In this work we extend some already known results, in the setting of model categories, from a non-equivariant to a \(G\)-equivariant context. We focus on the functor category from finite pointed \(G\)-\(\operatorname{CW}\)-complexes to a stable model category, like the category of Spectra.

We give this category a new \(n\)-excisive model structure using a right Bousfield localization of its projective model structure and we prove multiple Quillen equivalences of this model category with other model categories with the projective model structure. First of all, we have that the restriction map induces a Quillen equivalence \[n\text{-}[G\text{-}\operatorname{CW}^f_*,\mathcal{D}]\xrightarrow{\simeq}[G\text{-}\mathcal{F}^{\le n}_*,\mathcal{D}],\] for \(G\) a compact Lie group and \(\mathcal{D}\) a suitable stable model category, and \(G\text{-}\mathcal{F}^{\le n}_*\) the category \(G\)-spaces with at most \(n\) orbits plus a disjoint base point.

In the case of \(G\) a finite group, we get an additional Pirashvili-type Quillen equivalence to the functor category from pointed \(G\)-spaces with at most \(n\) orbits with only active epimorphisms, \(G\text{-}\mathcal{E}^{\le n}_*\), to \(\mathcal{D}\): \[[G\text{-}\mathcal{F}^{\le n}_*,\mathcal{D}]\simeq[G\text{-}\mathcal{E}^{\le n}_*, \mathcal{D}].\]

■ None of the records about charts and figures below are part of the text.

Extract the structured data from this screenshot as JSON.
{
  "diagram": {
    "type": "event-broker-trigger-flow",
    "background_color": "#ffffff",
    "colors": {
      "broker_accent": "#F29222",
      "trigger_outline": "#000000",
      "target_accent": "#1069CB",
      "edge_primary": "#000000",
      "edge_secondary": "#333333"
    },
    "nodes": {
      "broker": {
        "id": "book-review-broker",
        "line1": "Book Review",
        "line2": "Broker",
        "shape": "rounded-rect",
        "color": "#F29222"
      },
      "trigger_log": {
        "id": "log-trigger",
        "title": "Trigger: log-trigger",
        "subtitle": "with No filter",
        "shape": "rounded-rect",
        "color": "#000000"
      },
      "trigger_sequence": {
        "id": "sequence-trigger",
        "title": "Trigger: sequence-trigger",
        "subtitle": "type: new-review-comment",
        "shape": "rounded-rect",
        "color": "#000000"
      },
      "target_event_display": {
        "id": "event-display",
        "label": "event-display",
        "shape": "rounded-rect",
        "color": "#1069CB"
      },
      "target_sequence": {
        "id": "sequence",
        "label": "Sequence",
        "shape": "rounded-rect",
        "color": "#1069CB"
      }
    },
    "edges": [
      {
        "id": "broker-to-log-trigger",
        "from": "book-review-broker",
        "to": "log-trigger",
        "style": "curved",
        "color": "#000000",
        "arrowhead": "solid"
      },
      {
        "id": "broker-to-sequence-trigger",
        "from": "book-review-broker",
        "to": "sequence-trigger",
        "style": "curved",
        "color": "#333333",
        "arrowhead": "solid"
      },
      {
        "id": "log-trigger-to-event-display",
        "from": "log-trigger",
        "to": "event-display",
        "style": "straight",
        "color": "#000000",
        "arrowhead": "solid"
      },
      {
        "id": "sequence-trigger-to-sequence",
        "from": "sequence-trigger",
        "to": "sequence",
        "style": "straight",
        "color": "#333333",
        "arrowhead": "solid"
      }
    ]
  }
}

These equivalences can be useful to get a good approximation to excisive functors given by the filtration \[\dots\hookrightarrow (n-1)\text{-}[G\text{-}\operatorname{CW}^f_*,\mathcal{D}]\hookrightarrow n\text{-}[G\text{-}\operatorname{CW}^f_*,\mathcal{D}]\hookrightarrow\dots\hookrightarrow [G\text{-}\operatorname{CW}^f_*,\mathcal{D}].\] We also study in detail the layers of this filtration, and get a \(G\)-equivariant extension of previous known formulas in the case of \(G=\{1\}\), after extending the definitions of some already well known objects in the literature.

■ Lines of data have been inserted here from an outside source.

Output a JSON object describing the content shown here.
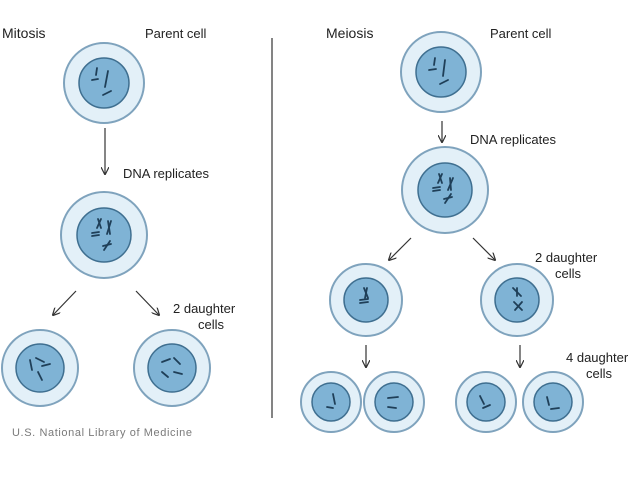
{
  "colors": {
    "outer_fill": "#e3f0f8",
    "outer_stroke": "#7fa3bd",
    "nucleus_fill": "#7fb3d5",
    "nucleus_stroke": "#3f6f90",
    "chromosome": "#1f3f58",
    "arrow": "#333333",
    "divider": "#333333"
  },
  "mitosis": {
    "title": "Mitosis",
    "parent_label": "Parent cell",
    "replicate_label": "DNA replicates",
    "daughters_label_line1": "2 daughter",
    "daughters_label_line2": "cells"
  },
  "meiosis": {
    "title": "Meiosis",
    "parent_label": "Parent cell",
    "replicate_label": "DNA replicates",
    "daughters2_label_line1": "2 daughter",
    "daughters2_label_line2": "cells",
    "daughters4_label_line1": "4 daughter",
    "daughters4_label_line2": "cells"
  },
  "credit": "U.S. National Library of Medicine"
}
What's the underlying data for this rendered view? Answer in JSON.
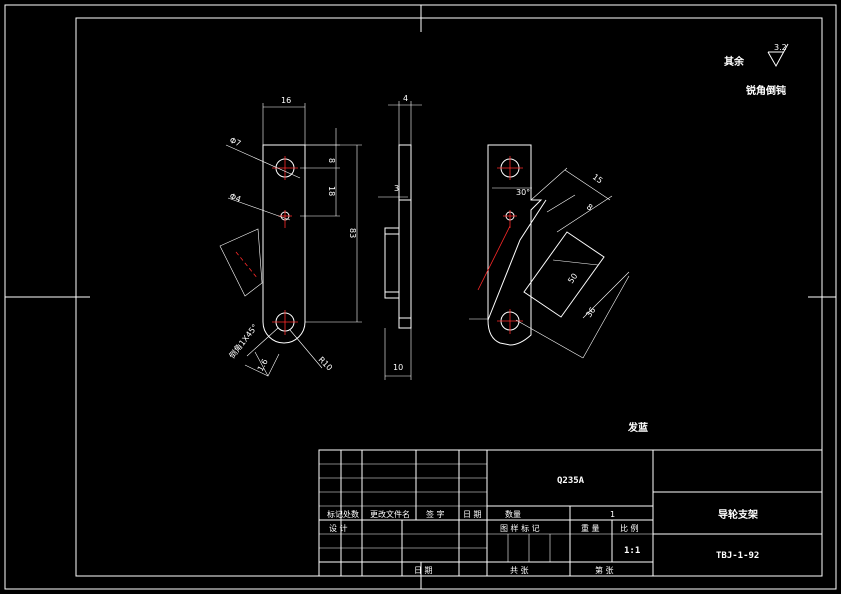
{
  "notes": {
    "roughness_label": "其余",
    "roughness_value": "3.2",
    "edge_note": "锐角倒钝",
    "finish_note": "发蓝"
  },
  "dimensions": {
    "front_width": "16",
    "hole_top": "Φ7",
    "hole_mid": "Φ4",
    "d_8": "8",
    "d_18": "18",
    "d_83": "83",
    "r_10": "R10",
    "chamfer": "倒角1X45°",
    "rough_1_6": "1.6",
    "side_width": "4",
    "side_3": "3",
    "side_10": "10",
    "angle_30": "30°",
    "rot_15": "15",
    "rot_8": "8",
    "rot_50": "50",
    "rot_36": "36"
  },
  "title_block": {
    "material": "Q235A",
    "part_name": "导轮支架",
    "drawing_no": "TBJ-1-92",
    "scale": "1:1",
    "quantity_label": "数量",
    "quantity": "1",
    "rev_mark": "标记",
    "rev_count": "处数",
    "rev_doc": "更改文件名",
    "rev_sign": "签 字",
    "rev_date": "日 期",
    "design": "设 计",
    "date": "日 期",
    "stage_mark": "图 样 标 记",
    "weight": "重 量",
    "ratio": "比 例",
    "sheet_total": "共     张",
    "sheet_no": "第     张"
  }
}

Once again in the case of \(G\) a finite group, with \(\mathcal{D}=\operatorname{Sp}\), we also show that this \(n\)-excisive model category can be seen as a spectral presheaf category, using the Schwede-Shipley theorem. We indeed construct a set of compact generators \(\mathcal{H}\subset n\text{-}[G\text{-}\operatorname{CW}^f_*,\operatorname{Sp}]\), that allows us to prove that \[n\text{-}[G\text{-}\operatorname{CW}^f_*,\operatorname{Sp}]\simeq[\mathcal{H}^{\text{op}},\operatorname{Sp}].\]